Kollektivgüter

Überwundene Tragödie

Elinor Ostrom ist die erste Frau, die den Wirtschaftsnobelpreis erhält. Das Nobelkomitee hat sie und Oliver Williamson in diesem Jahr ausgezeichnet. Unser Autor untersucht Ostroms Beitrag zu Theorie und Praxis der Entwicklungspolitik.


[ Von Eduardo Araral ]

Das Nobelkomitee lobt Ostroms Arbeit über ökonomische Rahmenbedingungen und insbesondere die Nutzung von Gemeingütern. Ihre Arbeit ist im Kampf gegen die Armut unmittelbar relevant. Denn solche Gemeingüter bilden Existenzgrundlage von hunderten Millionen armer Menschen in Entwicklungsländern auf der ganzen Welt.

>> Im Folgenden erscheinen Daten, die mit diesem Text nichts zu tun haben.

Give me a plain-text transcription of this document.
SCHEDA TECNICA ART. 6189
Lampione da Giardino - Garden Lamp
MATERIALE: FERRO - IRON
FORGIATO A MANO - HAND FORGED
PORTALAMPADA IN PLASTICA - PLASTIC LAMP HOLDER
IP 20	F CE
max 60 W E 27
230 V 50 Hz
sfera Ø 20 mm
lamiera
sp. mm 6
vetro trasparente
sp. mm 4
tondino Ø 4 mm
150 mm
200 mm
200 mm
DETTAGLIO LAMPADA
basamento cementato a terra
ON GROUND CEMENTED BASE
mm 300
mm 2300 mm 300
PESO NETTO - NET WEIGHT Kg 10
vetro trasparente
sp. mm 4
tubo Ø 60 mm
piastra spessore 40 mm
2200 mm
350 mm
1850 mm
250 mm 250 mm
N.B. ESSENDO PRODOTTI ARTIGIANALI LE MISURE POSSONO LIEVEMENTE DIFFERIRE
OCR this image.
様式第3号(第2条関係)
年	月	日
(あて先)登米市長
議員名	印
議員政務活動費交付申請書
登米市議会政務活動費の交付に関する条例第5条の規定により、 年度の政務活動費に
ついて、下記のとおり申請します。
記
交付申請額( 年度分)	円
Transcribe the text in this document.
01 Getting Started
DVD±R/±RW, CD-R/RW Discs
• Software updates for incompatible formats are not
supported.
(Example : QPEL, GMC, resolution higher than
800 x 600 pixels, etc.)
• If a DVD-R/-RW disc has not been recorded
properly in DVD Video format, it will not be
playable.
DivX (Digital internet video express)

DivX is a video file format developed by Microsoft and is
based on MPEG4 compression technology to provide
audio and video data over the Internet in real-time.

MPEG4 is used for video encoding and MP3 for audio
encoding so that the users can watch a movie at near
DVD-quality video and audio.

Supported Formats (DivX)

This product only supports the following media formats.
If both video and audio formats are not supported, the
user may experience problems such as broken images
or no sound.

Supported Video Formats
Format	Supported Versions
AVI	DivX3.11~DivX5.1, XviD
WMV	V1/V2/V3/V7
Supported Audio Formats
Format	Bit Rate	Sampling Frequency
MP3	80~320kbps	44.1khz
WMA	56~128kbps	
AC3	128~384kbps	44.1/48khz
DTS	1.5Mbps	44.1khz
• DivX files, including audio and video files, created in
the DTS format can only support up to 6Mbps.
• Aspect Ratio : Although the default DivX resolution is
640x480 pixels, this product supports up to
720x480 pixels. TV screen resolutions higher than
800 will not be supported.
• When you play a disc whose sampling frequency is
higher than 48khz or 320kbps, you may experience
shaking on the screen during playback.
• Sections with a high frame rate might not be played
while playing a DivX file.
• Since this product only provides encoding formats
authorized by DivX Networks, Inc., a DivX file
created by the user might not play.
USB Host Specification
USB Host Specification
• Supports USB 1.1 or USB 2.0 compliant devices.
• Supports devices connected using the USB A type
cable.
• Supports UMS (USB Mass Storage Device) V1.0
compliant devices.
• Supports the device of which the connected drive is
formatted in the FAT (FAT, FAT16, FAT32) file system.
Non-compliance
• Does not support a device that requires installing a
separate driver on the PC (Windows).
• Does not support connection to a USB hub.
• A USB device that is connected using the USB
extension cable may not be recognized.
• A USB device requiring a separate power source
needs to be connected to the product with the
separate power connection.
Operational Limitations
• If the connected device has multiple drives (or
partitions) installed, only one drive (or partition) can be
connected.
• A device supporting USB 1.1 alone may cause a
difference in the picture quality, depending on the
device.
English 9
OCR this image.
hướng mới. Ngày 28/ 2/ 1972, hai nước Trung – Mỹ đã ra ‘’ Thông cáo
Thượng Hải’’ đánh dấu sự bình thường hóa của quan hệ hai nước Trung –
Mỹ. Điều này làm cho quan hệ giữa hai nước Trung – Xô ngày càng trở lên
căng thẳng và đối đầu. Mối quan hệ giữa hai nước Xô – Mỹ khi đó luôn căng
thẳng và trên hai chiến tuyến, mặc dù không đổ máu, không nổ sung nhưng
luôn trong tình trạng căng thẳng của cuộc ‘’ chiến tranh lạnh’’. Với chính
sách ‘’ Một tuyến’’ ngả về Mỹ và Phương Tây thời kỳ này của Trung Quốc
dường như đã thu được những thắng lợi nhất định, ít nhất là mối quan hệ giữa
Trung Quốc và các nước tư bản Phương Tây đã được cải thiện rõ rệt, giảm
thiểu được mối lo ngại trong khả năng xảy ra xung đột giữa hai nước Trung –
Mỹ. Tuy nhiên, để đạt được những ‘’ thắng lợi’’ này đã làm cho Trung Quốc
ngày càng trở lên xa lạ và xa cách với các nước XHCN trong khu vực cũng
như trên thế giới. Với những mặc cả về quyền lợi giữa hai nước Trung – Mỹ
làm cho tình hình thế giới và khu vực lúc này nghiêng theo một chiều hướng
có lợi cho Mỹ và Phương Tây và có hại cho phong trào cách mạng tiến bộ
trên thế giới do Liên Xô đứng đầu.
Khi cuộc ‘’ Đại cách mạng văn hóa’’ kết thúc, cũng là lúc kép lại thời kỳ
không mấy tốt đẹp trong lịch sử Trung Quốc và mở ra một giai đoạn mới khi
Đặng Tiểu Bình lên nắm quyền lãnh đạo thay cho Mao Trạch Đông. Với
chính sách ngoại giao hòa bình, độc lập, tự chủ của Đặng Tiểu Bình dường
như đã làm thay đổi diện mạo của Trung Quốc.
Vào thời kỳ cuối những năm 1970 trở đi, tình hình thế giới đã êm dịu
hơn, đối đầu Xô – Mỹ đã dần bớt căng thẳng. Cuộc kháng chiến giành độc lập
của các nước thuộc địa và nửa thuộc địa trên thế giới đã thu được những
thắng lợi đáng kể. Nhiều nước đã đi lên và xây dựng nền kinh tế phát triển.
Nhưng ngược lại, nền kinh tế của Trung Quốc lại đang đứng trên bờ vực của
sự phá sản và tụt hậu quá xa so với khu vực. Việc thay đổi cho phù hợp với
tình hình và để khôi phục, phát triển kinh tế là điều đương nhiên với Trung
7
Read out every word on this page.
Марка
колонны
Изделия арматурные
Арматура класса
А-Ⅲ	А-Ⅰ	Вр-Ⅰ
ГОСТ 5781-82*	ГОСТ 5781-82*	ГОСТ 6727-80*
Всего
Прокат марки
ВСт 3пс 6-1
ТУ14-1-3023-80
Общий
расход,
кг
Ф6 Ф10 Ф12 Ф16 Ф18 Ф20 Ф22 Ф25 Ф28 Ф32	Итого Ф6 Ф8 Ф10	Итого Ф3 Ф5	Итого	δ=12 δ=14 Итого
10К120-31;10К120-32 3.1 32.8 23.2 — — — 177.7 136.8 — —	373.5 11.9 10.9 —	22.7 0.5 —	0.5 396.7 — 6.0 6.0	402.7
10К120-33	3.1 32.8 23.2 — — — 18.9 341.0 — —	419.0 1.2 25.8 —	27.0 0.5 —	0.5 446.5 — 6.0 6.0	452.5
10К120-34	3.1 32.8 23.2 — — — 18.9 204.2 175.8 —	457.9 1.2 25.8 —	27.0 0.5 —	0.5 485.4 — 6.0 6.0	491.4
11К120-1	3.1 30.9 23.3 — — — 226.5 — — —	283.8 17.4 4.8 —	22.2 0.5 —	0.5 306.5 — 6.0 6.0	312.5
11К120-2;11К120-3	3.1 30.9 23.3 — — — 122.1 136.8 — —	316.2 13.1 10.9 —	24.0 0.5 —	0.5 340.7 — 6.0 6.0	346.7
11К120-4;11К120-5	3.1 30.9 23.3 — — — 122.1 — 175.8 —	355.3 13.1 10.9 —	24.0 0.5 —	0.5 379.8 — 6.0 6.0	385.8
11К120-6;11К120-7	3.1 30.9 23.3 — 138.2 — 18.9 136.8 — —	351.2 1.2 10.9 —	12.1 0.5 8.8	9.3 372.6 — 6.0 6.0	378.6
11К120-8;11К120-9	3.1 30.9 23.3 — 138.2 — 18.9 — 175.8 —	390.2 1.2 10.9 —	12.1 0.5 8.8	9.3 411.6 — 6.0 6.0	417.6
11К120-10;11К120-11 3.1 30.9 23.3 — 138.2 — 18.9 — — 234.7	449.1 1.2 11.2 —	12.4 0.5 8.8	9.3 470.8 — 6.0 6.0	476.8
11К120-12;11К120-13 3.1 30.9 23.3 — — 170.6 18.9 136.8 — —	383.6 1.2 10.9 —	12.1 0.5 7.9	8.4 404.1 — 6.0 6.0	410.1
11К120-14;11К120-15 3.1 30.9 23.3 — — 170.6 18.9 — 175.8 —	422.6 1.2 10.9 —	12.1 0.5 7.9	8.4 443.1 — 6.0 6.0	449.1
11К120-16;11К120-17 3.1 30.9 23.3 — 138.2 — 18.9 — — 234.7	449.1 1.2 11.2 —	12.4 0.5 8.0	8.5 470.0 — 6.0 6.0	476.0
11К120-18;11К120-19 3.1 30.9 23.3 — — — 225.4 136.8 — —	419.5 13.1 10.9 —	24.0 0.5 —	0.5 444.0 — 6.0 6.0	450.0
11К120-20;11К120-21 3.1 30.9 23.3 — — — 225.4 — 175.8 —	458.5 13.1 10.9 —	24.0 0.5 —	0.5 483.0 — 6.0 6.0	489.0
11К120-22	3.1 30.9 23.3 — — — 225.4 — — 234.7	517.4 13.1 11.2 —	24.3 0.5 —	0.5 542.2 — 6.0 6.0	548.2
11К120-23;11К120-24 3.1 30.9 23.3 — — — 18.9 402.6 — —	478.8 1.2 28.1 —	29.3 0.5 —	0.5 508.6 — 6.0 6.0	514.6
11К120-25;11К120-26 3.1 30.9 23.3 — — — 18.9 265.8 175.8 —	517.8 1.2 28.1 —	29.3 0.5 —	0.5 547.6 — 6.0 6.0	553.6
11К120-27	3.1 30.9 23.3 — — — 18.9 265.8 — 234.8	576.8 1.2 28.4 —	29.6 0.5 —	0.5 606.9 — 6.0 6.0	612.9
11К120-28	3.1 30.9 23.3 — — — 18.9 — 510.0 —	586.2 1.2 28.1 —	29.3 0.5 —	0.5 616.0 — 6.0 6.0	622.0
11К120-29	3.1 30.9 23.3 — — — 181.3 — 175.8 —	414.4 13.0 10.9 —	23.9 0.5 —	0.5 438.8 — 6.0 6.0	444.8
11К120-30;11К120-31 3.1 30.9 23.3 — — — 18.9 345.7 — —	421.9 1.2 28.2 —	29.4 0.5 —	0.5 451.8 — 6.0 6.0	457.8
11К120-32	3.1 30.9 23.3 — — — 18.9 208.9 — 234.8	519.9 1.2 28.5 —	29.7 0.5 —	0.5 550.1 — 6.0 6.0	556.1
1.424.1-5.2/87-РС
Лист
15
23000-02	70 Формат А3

Der Ökologe Garett Hardin schrieb 1968 den einflussreichen Artikel „Die Tragödie der Gemeingüter“. Er argumentierte, dass gemeinschaftlich genutzte, frei zugängliche Ressourcen wie Wälder, fischreichen Gewässern, Wasserscheiden, Nationalparks, Tier- und Pflanzenwelt sowie Bewässerungssystem oft schlecht bewirtschaftet werden, weil kein Nutzer einen Anreiz hat, in das gemeinsame Vermögen, von dem alle profitieren, zu investieren. Deshalb, so schloss Hardin, sollten Kollektivgüter entweder vom Staat verwaltet oder privatisiert werden.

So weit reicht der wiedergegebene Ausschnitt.